THQ has been given 180 days to get its share price to at least $1 or facing delisting from the NASDAQ stock exchange.
It’s a clammy tale. One day you’re on top of the world, making truckloads of money cranking out licensed videogames based on lucrative Disney franchises, and the next you’ve got people banging on your door and threatening to kick you off the NASDAQ. That’s the situation at THQ, which was warned today that it has 180 days to get its share price to a minimum of $1 and then keep it there for ten consecutive days.
It doesn’t sound like an overly lofty goal but the publisher has a long way to go to get there. At last check it was trading at just a hair over 67 cents, down from over $36 back in mid-2007. It actually came into the final quarter of 2011 at around the $2 mark, but then crashed to its current state in early December. The company recently announced that it would get out of the licensed game business in order to focus on its core franchises, but those plans could be hampered by a potentially devastating mid-year cash shortage.

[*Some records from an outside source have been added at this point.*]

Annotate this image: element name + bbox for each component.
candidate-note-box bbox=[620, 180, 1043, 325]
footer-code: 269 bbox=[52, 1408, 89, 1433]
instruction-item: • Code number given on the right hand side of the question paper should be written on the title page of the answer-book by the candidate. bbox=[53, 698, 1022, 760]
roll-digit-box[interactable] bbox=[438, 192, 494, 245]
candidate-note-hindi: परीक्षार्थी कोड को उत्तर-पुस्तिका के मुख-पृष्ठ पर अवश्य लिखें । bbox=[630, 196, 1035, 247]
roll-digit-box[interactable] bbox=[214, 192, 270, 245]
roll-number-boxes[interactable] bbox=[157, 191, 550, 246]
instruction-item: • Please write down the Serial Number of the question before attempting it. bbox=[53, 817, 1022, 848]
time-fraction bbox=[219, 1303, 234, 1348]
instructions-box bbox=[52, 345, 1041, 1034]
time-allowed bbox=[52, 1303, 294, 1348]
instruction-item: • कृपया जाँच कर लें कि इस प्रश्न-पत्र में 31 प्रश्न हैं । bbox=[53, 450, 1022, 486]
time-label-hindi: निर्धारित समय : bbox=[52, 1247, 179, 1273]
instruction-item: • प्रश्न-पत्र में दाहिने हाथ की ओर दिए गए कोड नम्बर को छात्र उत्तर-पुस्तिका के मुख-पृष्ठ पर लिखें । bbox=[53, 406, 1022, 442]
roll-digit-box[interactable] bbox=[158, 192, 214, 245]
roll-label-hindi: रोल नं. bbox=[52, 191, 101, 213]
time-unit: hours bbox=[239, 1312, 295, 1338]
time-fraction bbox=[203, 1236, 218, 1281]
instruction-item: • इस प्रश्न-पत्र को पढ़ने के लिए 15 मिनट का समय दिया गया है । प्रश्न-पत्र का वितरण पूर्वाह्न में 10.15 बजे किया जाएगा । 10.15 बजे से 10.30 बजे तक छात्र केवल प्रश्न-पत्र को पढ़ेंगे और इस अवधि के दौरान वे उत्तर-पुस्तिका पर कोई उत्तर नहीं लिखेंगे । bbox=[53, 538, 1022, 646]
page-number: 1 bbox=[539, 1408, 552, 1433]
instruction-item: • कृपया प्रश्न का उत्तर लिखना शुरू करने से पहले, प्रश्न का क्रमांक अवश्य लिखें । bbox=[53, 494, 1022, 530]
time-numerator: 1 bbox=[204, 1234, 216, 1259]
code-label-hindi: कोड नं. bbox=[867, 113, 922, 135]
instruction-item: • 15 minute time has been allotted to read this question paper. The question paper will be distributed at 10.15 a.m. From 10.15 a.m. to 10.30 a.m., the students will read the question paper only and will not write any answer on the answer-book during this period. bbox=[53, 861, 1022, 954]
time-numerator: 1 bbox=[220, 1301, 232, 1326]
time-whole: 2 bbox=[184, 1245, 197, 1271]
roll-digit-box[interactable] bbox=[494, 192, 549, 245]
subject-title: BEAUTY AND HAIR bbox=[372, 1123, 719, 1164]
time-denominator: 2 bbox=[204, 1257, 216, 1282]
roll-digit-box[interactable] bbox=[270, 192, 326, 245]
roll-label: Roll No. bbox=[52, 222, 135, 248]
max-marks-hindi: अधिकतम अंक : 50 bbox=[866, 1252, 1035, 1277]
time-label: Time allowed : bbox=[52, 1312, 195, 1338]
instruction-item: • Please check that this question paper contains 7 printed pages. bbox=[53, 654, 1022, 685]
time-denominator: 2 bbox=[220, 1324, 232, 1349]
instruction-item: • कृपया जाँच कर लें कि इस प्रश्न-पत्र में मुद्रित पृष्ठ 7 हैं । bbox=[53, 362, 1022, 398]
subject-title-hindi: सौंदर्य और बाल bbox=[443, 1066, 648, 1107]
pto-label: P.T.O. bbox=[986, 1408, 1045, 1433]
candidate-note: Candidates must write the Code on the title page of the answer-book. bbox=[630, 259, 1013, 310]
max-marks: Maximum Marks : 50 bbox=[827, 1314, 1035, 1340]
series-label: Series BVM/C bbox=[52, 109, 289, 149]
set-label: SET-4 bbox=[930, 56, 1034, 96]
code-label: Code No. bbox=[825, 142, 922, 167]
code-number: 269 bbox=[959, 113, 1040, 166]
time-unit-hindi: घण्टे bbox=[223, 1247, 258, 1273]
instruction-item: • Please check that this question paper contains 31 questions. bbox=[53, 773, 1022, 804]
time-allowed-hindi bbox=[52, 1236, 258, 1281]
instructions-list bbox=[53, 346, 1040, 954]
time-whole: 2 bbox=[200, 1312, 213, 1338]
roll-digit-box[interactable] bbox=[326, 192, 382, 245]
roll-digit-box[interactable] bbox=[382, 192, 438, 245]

There are still options for THQ if it fails to meet the NASDAQ’s demands within the allotted time. It could combine its shares in a reverse stock split to make them more valuable, a process Gamasutra described as “expensive, time consuming and embarrassing,” or it could try to convince the NASDAQ that it has an effective turn-around plan in place but needs more time to execute it. Whatever happens, it seems like rock-bottom is still waiting to be hit – but it’s coming up pretty quick.